Busy season doesn’t care about your study plan. It shows up, it expands to fill every hour you thought you had, and then it takes the hours you didn’t think it could reach. And if you’re in public accounting, you already know this. You’ve lived this. Possibly multiple times.
So here’s what I stopped doing: I stopped trying to study normally during busy season. I stopped treating it like a regular month with more work in it. It isn’t. It’s a different season entirely, and it needs a different strategy.
The shift that actually helped
Busy season isn’t the time to learn new material. It’s the time to maintain ground you’ve already taken.
If you go into busy season with zero foundation, you’re going to struggle. But if you’ve already got some coverage — even rough, early-stage coverage — busy season becomes about reinforcement, not conquest.

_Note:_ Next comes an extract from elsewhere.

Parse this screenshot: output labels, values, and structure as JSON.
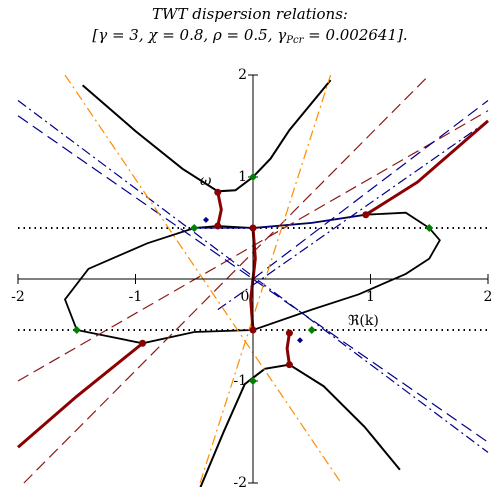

5 questions keeps the material alive in your brain. It keeps the habit alive. And it keeps you from having to restart from zero in April when busy season ends.
The myth of the perfect study session
Every piece of CPA advice assumes you have two uninterrupted hours in a quiet room. That’s not most people’s reality in January. It’s definitely not mine when I was working 60-hour weeks and still trying to make progress on FAR.
The hard truth is that one focused five-minute session actually happening beats one imaginary two-hour session that keeps getting pushed. A small rep that occurs is infinitely more valuable than a big rep that doesn’t.
What to actually do during busy season
Drop lecture videos entirely. You don’t have the bandwidth to absorb new frameworks when you’re mentally maxed. Use that time for multiple choice only — specifically, topics you’ve already covered.
Keep a rotation tight. Pick two or three categories and drill them. Don’t try to cover everything. If you try to cover everything during busy season, you’ll cover nothing.
Let weekends be variable. If you get a good Saturday morning, use it for a longer session. If you don’t, don’t guilt-spiral. Guilt-spiraling during busy season is how people quit entirely in March.
The real goal
The goal during busy season isn’t to make massive progress. The goal is to not lose what you had.
That might feel like lowering the bar. It isn’t. Staying in the game when life is actively making it hard to stay in the game is one of the hardest things about this exam. Most people don’t lose to the material. They lose to the interruptions.
Don’t let busy season be your interruption.
Keep the material alive today.
Five questions is enough to stay in the game when work is winning.